Opération « ville morte » à Montélimar
Opération "ville morte" des commerçants de… par afplp
L’installation prochaine d’un centre commercial aux abords de Montélimar (Drôme) a suscité la mobilisation des commerçants du centre-ville. Le 18 novembre, ils ont baissé le rideau et manifesté leur mécontentement dans le cadre d’une opération « ville morte ». Ceux-ci dénoncent la désertification du centre-ville et la disparition des commerces de proximité, accélérées par l’apparition des grandes surfaces en périphérie des villes. (Le Figaro – 18 novembre 2016)
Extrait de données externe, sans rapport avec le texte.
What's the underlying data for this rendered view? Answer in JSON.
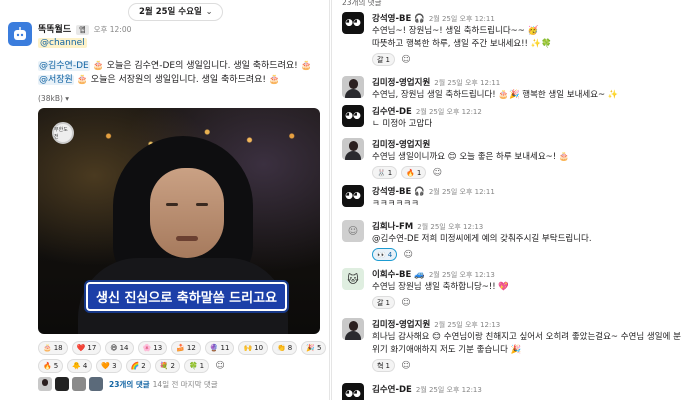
{
  "date_pill": {
    "label": "2월 25일 수요일"
  },
  "message": {
    "author": "똑똑월드",
    "app_badge": "앱",
    "time": "오후 12:00",
    "channel_mention": "@channel",
    "line1_mention": "@김수연-DE",
    "line1_text": "🎂 오늘은 김수연-DE의 생일입니다. 생일 축하드려요! 🎂",
    "line2_mention": "@서장원",
    "line2_text": "🎂 오늘은 서장원의 생일입니다. 생일 축하드려요! 🎂",
    "filesize": "(38kB) ▾",
    "video_caption": "생신 진심으로 축하말씀 드리고요",
    "video_logo": "무한도전"
  },
  "reactions_row1": [
    {
      "icon": "🎂",
      "count": "18"
    },
    {
      "icon": "❤️",
      "count": "17"
    },
    {
      "icon": "😄",
      "count": "14"
    },
    {
      "icon": "🌸",
      "count": "13"
    },
    {
      "icon": "🍰",
      "count": "12"
    },
    {
      "icon": "🔮",
      "count": "11"
    },
    {
      "icon": "🙌",
      "count": "10"
    },
    {
      "icon": "👏",
      "count": "8"
    },
    {
      "icon": "🎉",
      "count": "5"
    }
  ],
  "reactions_row2": [
    {
      "icon": "🔥",
      "count": "5"
    },
    {
      "icon": "🐥",
      "count": "4"
    },
    {
      "icon": "🧡",
      "count": "3"
    },
    {
      "icon": "🌈",
      "count": "2"
    },
    {
      "icon": "💐",
      "count": "2"
    },
    {
      "icon": "🍀",
      "count": "1"
    }
  ],
  "thread_summary": {
    "replies": "23개의 댓글",
    "last_reply": "14일 전 마지막 댓글"
  },
  "thread": {
    "reply_count": "23개의 댓글",
    "messages": [
      {
        "name": "강석영-BE 🎧",
        "time": "2월 25일 오후 12:11",
        "lines": [
          "수연님~! 장원님~! 생일 축하드립니다~~ 🥳",
          "따뜻하고 행복한 하루, 생일 주간 보내세요!! ✨🍀"
        ],
        "reactions": [
          {
            "icon": "갈",
            "count": "1"
          }
        ]
      },
      {
        "name": "김미정-영업지원",
        "time": "2월 25일 오후 12:11",
        "lines": [
          "수연님, 장원님 생일 축하드립니다! 🎂🎉 행복한 생일 보내세요~ ✨"
        ],
        "reactions": []
      },
      {
        "name": "김수연-DE",
        "time": "2월 25일 오후 12:12",
        "lines": [
          "ㄴ 미정아 고맙다"
        ],
        "reactions": []
      },
      {
        "name": "김미정-영업지원",
        "time": "",
        "lines": [
          "수연님 생일이니까요 😊 오늘 좋은 하루 보내세요~! 🎂"
        ],
        "reactions": [
          {
            "icon": "🐰",
            "count": "1"
          },
          {
            "icon": "🔥",
            "count": "1"
          }
        ]
      },
      {
        "name": "강석영-BE 🎧",
        "time": "2월 25일 오후 12:11",
        "lines": [
          "ㅋㅋㅋㅋㅋㅋ"
        ],
        "reactions": []
      },
      {
        "name": "김희나-FM",
        "time": "2월 25일 오후 12:13",
        "lines": [
          "@김수연-DE 저희 미정씨에게 예의 갖춰주시길 부탁드립니다."
        ],
        "reactions": [
          {
            "icon": "👀",
            "count": "4"
          }
        ]
      },
      {
        "name": "이희수-BE 🚙",
        "time": "2월 25일 오후 12:13",
        "lines": [
          "수연님 장원님 생일 축하합니당~!! 💖"
        ],
        "reactions": [
          {
            "icon": "갈",
            "count": "1"
          }
        ]
      },
      {
        "name": "김미정-영업지원",
        "time": "2월 25일 오후 12:13",
        "lines": [
          "희나님 감사해요 😊 수연님이랑 친해지고 싶어서 오히려 좋았는걸요~ 수연님 생일에 분",
          "위기 화기애애하지 저도 기분 좋습니다 🎉"
        ],
        "reactions": [
          {
            "icon": "혁",
            "count": "1"
          }
        ]
      },
      {
        "name": "김수연-DE",
        "time": "2월 25일 오후 12:13",
        "lines": [
          ""
        ],
        "reactions": []
      }
    ]
  }
}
A travers cette opération, les commerçants entendent exprimer leur constat d’abandon du centre-ville et leur refus du projet de zone commerciale au Nord de la ville.
Des témoignages émouvants
Pour ceux qui ont tout donné : leur temps, leur énergie, leurs économies, parfois même leur vie de famille, le constat de voir les grandes zones commerciales étouffer le commerce de proximité est amer.
« On apporte du lien social. Une galerie marchande ne fera jamais cela (…). On a une municipalité qui n’a pas de regard sur le centre-ville »
Les mêmes méthodes qu’à Tournus
Comme dans notre ville, le maire « est resté sourd » aux doléances des 600 commerçants de la cité drômoise. Le rouleau compresseur avance toujours en faisant fi des interrogations de la population. La peur de la confrontation des idées, sûrement …
« Tournugeois Vivant » file vers ses 500 adhérents, pourtant, le maire de Tournus propose à son conseil municipale d’urbaniser la zone nord en faveur du projet « Leclerc », dans l’ignorance la plus totale … aux antipodes de ses engagements de campagne. (délibération du mercredi 23 novembre)
Vous vouliez de la démocratie ? Nous récoltons du mépris.
Les maires semblent se moquer des signaux d’alarme
« Aujourd’hui un local commercial sur dix est inoccupé » et cette « désertification des centres urbains (…) est inquiétante. Il n’est plus possible de continuer« ,
avait déclaré jeudi la secrétaire d’État au Commerce, Martine Pinville lors de la remise d’un rapport sur la revitalisation des commerces de centre-ville. Elle a notamment préconisé une concertation plus grande entre les structures publiques, les élus et les organisations de commerçants.

Que vont devenir les 7 millions pour la revitalisation du centre bourg ?
Le 26 novembre 2014, juste après son élection, le maire Claude Roche annonçait à grands renforts de communication qu’il estimait à 6 ou 7 millions d’euros la manne financière attendue par la ville de Tournus pour redynamiser son centre. Tout le monde y croyait …
Alors que 80% des communes qui ont participé au programme de revitalisation des centres-bourgs ont touché leur pactole, Tournus attend toujours ses millions. Et d’après nos sources, nous ne sommes pas prêts d’en voir la couleur.
Du coup, posons la question franchement :
Êtes vous certains que, si le conseil municipal entérine le projet « Leclerc » à Tournus, alors que le projet de revitalisation oblige la commune à limiter étalement périurbain, nous ne prenons pas le risque d’enterrer cette manne providentielle ?
Nous exprimons nos doutes à ce sujet.